In a Dec. 8 conference call with investors, GeoEye Chief Financial Officer Joseph F. Greeves said Spadac’s revenue is expected to grow by 30 percent in 2011, and that the company will be adding 30 people to its current work force of 150 to accommodate the new business.
Greeves said Spadac’s gross profit margins are lower than GeoEye’s 15 percent compared with GeoEye’s 50 percent EBITDA — earnings before interest, taxes, depreciation and amortization — margin, meaning that the acquisition will dilute GeoEye’s margins.
The companies said the transaction is expected to close by the end of December, at which time Spadac will be renamed GeoEye Analytics and be operated as a wholly owned division of Dulles, Va.-based GeoEye.
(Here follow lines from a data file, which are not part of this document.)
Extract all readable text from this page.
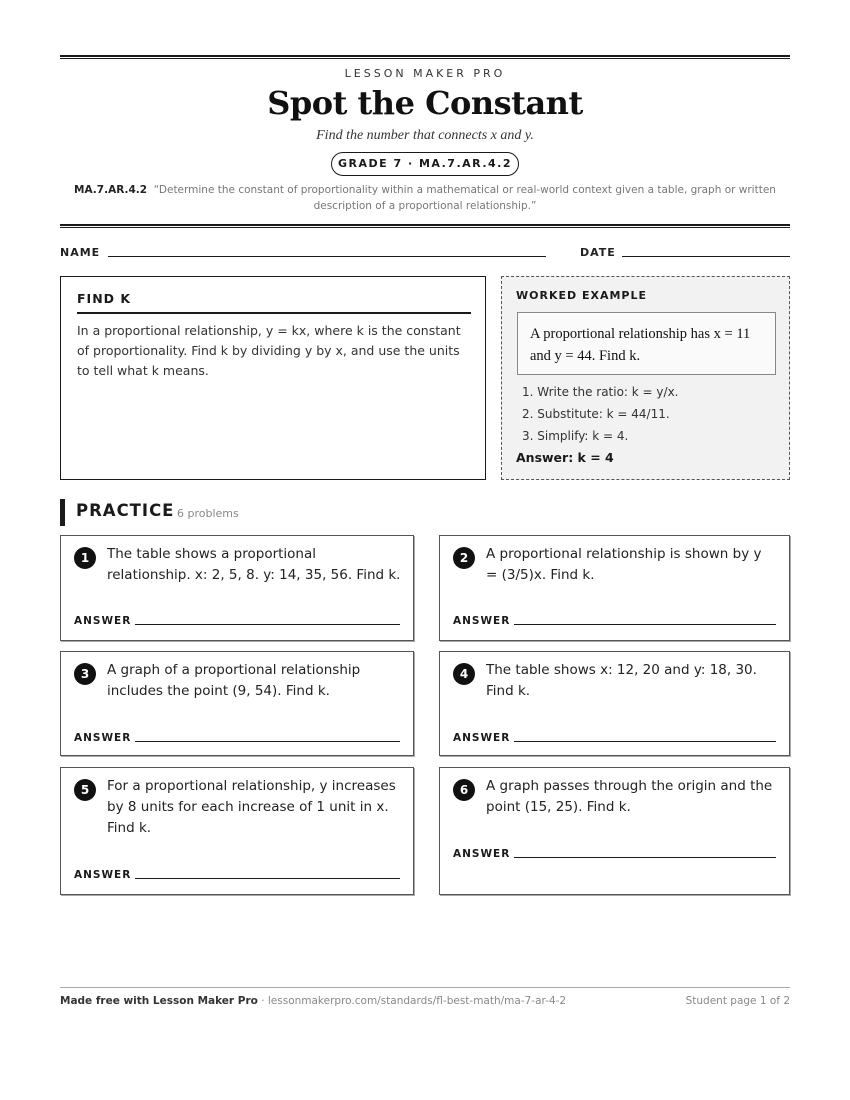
LESSON MAKER PRO
Spot the Constant
Find the number that connects x and y.
GRADE 7 · MA.7.AR.4.2
MA.7.AR.4.2 “Determine the constant of proportionality within a mathematical or real-world context given a table, graph or written description of a proportional relationship.”
NAME	DATE
FIND K

In a proportional relationship, y = kx, where k is the constant of proportionality. Find k by dividing y by x, and use the units to tell what k means.

WORKED EXAMPLE
A proportional relationship has x = 11 and y = 44. Find k.
1. Write the ratio: k = y/x.
2. Substitute: k = 44/11.
3. Simplify: k = 4.
Answer: k = 4
PRACTICE 6 problems
1	The table shows a proportional relationship. x: 2, 5, 8. y: 14, 35, 56. Find k.
ANSWER
2	A proportional relationship is shown by y = (3/5)x. Find k.
ANSWER
3	A graph of a proportional relationship includes the point (9, 54). Find k.
ANSWER
4	The table shows x: 12, 20 and y: 18, 30. Find k.
ANSWER
5	For a proportional relationship, y increases by 8 units for each increase of 1 unit in x. Find k.
ANSWER
6	A graph passes through the origin and the point (15, 25). Find k.
ANSWER
Made free with Lesson Maker Pro · lessonmakerpro.com/standards/fl-best-math/ma-7-ar-4-2	Student page 1 of 2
GeoEye said Spadac’s expertise would be especially useful to customers when combined with GeoEye’s Web-based EyeQ service.
Of the $46 million purchase price, $34.5 million will be paid in cash, $9 million in GeoEye common stock and $2.5 million in converted equity resulting from GeoEye’s earlier ownership stake in Spadac, the companies said. GeoEye had paid $1 million for its Spadac equity, and that investment is now valued at $2.5 million.
Some 90 percent of Spadac’s customer base is within the U.S. government, including the defense, intelligence and homeland security agencies. O’Connell said Spadac has 40 U.S. government customers that GeoEye does not have and that these customers will be introduced to GeoEye, especially by a combined offer of GeoEye’s EyeQ service and Spadac’s data-mining expertise.
GeoEye Chief Technology Officer Brian O’Toole said during the call that Spadac has seven patents, and three more pending, that cover the company’s way of collating publicly available data to discern patterns of behavior.
O’Connell said one example of what Spadac does is to determine the likelihood of violent crime in certain areas by mining data on past criminal activity, demographics, traffic patterns and other information that, when put together, can predict where crime is likely to occur.
O’Connell said Spadac employees — all of whom will be retained by GeoEye — are often embedded with defense or intelligence customers that do not necessarily know about the EyeQ service.
O’Toole said most of what Spadac does is not based on satellite imagery.